Senior Melody Eslamian was faced with a choice: she could focus in school and get good grades, or she could eat, sleep and get through the day.

For Eslamian, who has Attention Deficit Hyperactivity Disorder (ADHD), taking prescription dextroamphetamines significantly improved her grades and ability to focus during her sophomore year.

“Your brain is just so productive. You’re on a roll, you know exactly what you need to do and you get stuff done,” Eslamian said about the medication.

According to Special Education Teacher Scott Victorine and Centers for Disease Control and Prevention, parents reported in 2007 that approximately 9.5% of children from the ages of 4-17 (which is about 5.4 million children in America) have been diagnosed with ADHD. What people don’t see, however, is that these “miracle drugs” can have side effects, including difficulty eating and sleeping, irritability and exhaustion.

“[ADHD] can be regulated with different medications, but at the end of the day you can’t snap out of it— you have to live with it,” Victorine said.

Eslamian often experienced mood swings and exhaustion after the initial burst of energy from the pill would wear off. She also lost a significant amount of weight while on the medication because she was not able eat or sleep enough.

“You just feel terrible. You know you’re hungry but you just can’t eat,” Eslamian said. “It’s the weirdest feeling.”

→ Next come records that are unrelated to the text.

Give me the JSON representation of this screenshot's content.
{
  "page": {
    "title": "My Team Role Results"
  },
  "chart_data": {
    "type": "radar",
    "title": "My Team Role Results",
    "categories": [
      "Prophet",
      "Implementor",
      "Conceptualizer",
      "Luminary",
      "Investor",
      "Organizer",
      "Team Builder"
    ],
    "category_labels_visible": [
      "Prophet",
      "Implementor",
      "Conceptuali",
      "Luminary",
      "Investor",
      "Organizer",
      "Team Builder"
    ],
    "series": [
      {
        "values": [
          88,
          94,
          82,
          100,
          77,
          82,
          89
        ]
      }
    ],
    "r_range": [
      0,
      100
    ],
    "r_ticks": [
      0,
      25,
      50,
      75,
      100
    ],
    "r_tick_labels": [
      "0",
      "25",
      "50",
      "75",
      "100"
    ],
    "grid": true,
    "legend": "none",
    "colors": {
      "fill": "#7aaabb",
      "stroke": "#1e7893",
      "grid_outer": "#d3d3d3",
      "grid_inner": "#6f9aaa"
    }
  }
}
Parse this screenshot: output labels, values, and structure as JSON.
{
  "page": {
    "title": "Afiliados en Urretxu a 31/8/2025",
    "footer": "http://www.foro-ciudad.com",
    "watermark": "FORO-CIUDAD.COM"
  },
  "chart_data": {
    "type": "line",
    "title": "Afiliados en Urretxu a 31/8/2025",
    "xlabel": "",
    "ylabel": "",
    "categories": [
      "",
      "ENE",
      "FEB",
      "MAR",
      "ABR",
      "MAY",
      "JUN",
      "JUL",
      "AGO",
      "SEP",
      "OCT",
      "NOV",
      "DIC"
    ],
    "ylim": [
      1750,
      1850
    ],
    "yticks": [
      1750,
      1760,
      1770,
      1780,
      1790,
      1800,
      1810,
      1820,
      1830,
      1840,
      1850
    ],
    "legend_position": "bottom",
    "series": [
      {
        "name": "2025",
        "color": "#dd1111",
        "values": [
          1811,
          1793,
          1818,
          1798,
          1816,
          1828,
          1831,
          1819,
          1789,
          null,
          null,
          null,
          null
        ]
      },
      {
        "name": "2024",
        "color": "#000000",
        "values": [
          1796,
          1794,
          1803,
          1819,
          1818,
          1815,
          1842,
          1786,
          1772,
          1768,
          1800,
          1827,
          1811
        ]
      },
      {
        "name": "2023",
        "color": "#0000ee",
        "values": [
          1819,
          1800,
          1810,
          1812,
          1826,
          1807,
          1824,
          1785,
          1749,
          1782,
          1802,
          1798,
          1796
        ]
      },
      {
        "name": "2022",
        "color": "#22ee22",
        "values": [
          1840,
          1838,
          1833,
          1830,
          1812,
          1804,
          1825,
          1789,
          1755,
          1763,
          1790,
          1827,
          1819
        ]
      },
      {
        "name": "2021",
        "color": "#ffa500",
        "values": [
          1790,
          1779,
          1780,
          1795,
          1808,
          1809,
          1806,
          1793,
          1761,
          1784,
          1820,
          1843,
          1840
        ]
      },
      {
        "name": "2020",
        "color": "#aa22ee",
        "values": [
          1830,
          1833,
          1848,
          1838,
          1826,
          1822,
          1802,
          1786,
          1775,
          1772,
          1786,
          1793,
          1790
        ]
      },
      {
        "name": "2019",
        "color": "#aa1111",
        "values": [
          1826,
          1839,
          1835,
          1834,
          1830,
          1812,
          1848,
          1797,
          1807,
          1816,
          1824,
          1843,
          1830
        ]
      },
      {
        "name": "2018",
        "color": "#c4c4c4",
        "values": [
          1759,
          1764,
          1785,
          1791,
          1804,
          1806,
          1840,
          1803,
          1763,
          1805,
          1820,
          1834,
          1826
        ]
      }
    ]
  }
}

Eventually Eslamian decided that getting good grades was not worth the side effects of her medication, and she now only takes it when she has to get a lot of work done. Eslamian explains that it was a very hard decision for her to make, but she had to put her well-being first. While Eslamian chose not to take the medication, many who do not suffer from ADHD voluntarily take the pill.

According to an anonymous senior without ADHD who requested to not be named, many of her peers illegally sell Adderall to those who are not prescribed with ADHD. She has personally used it to help her focus on the SAT and to study for tests.

“When you space out, you want to come back and work,” the anonymous source said. “The Adderall helps with that. I took half the dosage that a kid that was prescribed. I didn’t want to eat though [because I felt] bad afterwards.”

Like Eslamian, the anonymous source suffered from stomach aches, lack of sleep and moodiness, though she felt that taking the medication was worth it. Eslamian agrees with the anonymous source, and sees nothing wrong with people taking drugs such as Adderall on important occasions as long as they are aware of the side effects.

While these prescribed drugs can be beneficial to many having to face this disorder, it can also be detrimental to their health. It’s a choice that almost everyone prescribed with ADHD has to face everyday.